Even breaking the root off from the stem would have produced that singular oil.”
“And you believe that’s enough of a warning to a herbalist? Isn’t it possible that she might have been distracted from noticing? What if someone was with her when she was digging it up? What if she were talking to a friend or arguing with her lover or distracted in some way? Perhaps even deliberately distracted.”
“Those are possibilities. And they bear looking into, don’t they?”
“Let me make a few phone calls.”
He had done so. The nature of the answers he’d managed to dig up had piqued his interest. Since the holiday in Corfu had turned into another one of life’s promises unkept, he threw tweeds, blue jeans, and sweaters in his suitcase and stowed that along with gumboots, hiking shoes, and anorak into the boot of his car. He’d been wanting to get out of London for weeks. While he’d have preferred his escape to be effected by a flight to Corfu with Helen Clyde, Crofters Inn and Lancashire would have to do.
He rolled past the terraced houses that signalled entry into the village proper and found the inn at the junction of the three roads, just where St. James had told him it would be. St. James himself, along with Deborah, Lynley found in the pub.
The pub itself was not yet open for its evening business. The iron wall sconces with their small tasselled shades hadn’t been lit. Near the bar, someone had set out a blackboard upon which the night’s specialities had been printed in a hand that employed oddly pointed letters, sloping lines, and a devotion to fuchsia-coloured chalk. Lasagnia was offered, as were Minuet Steak and Steamed Toffy Pudding . If the spelling was any indication of the cooking, things didn’t look promising. Lynley made a mental note to try the restaurant in lieu of the pub.

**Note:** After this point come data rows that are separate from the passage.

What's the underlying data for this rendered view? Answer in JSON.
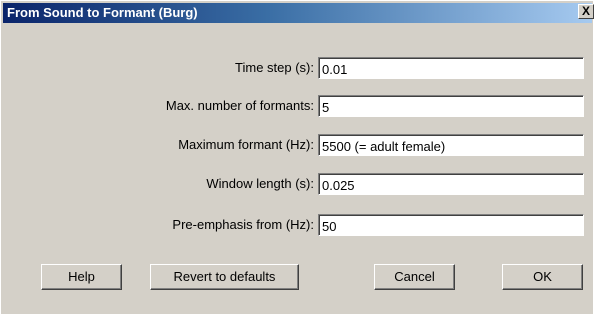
{
  "window": {
    "title": "From Sound to Formant (Burg)",
    "close_glyph": "X"
  },
  "fields": [
    {
      "label": "Time step (s):",
      "value": "0.01"
    },
    {
      "label": "Max. number of formants:",
      "value": "5"
    },
    {
      "label": "Maximum formant (Hz):",
      "value": "5500 (= adult female)"
    },
    {
      "label": "Window length (s):",
      "value": "0.025"
    },
    {
      "label": "Pre-emphasis from (Hz):",
      "value": "50"
    }
  ],
  "buttons": {
    "help": "Help",
    "revert": "Revert to defaults",
    "cancel": "Cancel",
    "ok": "OK"
  }
}
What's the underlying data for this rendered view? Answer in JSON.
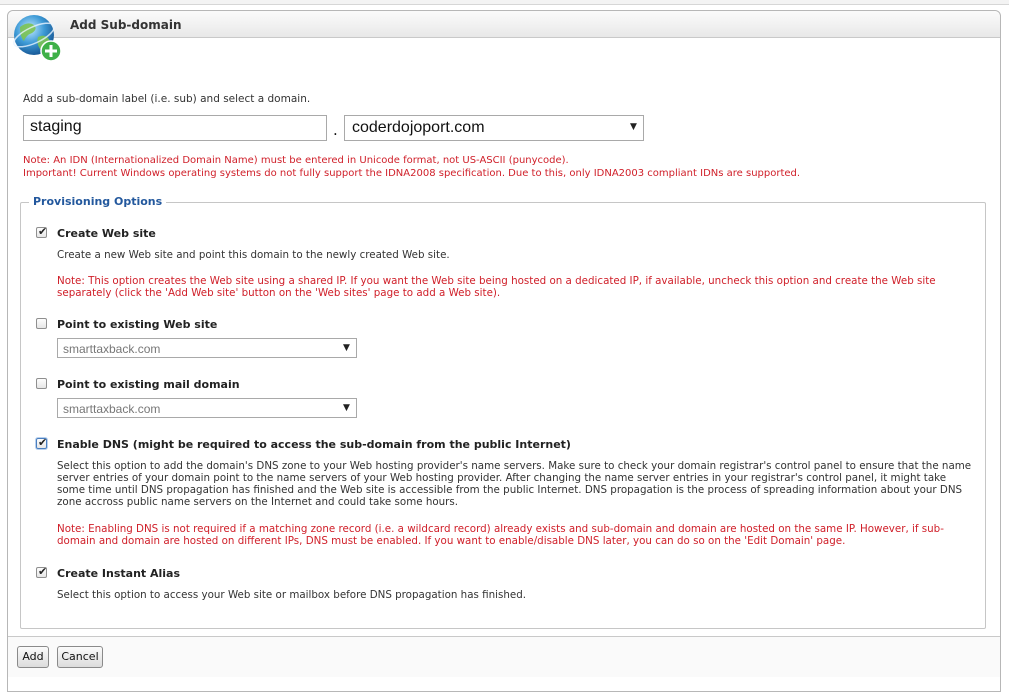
{
  "panel": {
    "title": "Add Sub-domain",
    "icon": "globe-add-icon"
  },
  "form": {
    "intro": "Add a sub-domain label (i.e. sub) and select a domain.",
    "subdomain_value": "staging",
    "separator": ".",
    "domain_selected": "coderdojoport.com",
    "idn_note_1": "Note: An IDN (Internationalized Domain Name) must be entered in Unicode format, not US-ASCII (punycode).",
    "idn_note_2": "Important! Current Windows operating systems do not fully support the IDNA2008 specification. Due to this, only IDNA2003 compliant IDNs are supported."
  },
  "provisioning": {
    "legend": "Provisioning Options",
    "create_web_site": {
      "checked": true,
      "label": "Create Web site",
      "desc": "Create a new Web site and point this domain to the newly created Web site.",
      "note": "Note: This option creates the Web site using a shared IP. If you want the Web site being hosted on a dedicated IP, if available, uncheck this option and create the Web site separately (click the 'Add Web site' button on the 'Web sites' page to add a Web site)."
    },
    "point_web_site": {
      "checked": false,
      "label": "Point to existing Web site",
      "selected": "smarttaxback.com"
    },
    "point_mail_domain": {
      "checked": false,
      "label": "Point to existing mail domain",
      "selected": "smarttaxback.com"
    },
    "enable_dns": {
      "checked": true,
      "label": "Enable DNS (might be required to access the sub-domain from the public Internet)",
      "desc": "Select this option to add the domain's DNS zone to your Web hosting provider's name servers. Make sure to check your domain registrar's control panel to ensure that the name server entries of your domain point to the name servers of your Web hosting provider. After changing the name server entries in your registrar's control panel, it might take some time until DNS propagation has finished and the Web site is accessible from the public Internet. DNS propagation is the process of spreading information about your DNS zone accross public name servers on the Internet and could take some hours.",
      "note": "Note: Enabling DNS is not required if a matching zone record (i.e. a wildcard record) already exists and sub-domain and domain are hosted on the same IP. However, if sub-domain and domain are hosted on different IPs, DNS must be enabled. If you want to enable/disable DNS later, you can do so on the 'Edit Domain' page."
    },
    "instant_alias": {
      "checked": true,
      "label": "Create Instant Alias",
      "desc": "Select this option to access your Web site or mailbox before DNS propagation has finished."
    }
  },
  "buttons": {
    "add": "Add",
    "cancel": "Cancel"
  },
  "glyphs": {
    "check": "✔",
    "dropdown": "▼"
  }
}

St. James and Deborah were seated beneath one of the two windows that looked out onto the street. On the table between them, the remains of an afternoon tea mixed with beer mats and a stapled sheaf of papers that St. James was in the act of folding and stuffing into his inside jacket pocket. He was saying:
“Listen to me, Deborah,” to which she was replying, “I won’t. You’re breaking our agreement.” She crossed her arms. Lynley knew that gesture. He slowed his steps.
Three logs burned in the fi replace next to their table. Deborah turned in her chair and looked into the fl ames.
St. James said, “Be reasonable.”
She said, “Be fair.”
Then one of the logs shifted and a shower of sparks rained onto the hearth. St. James worked the fire brush. Deborah moved away. She caught sight of Lynley. She said, “Tommy” with a smile and looked a mixture of saved and relieved as he stepped into the greater light that the fire provided. He set his suitcase by the stairway and went to join them.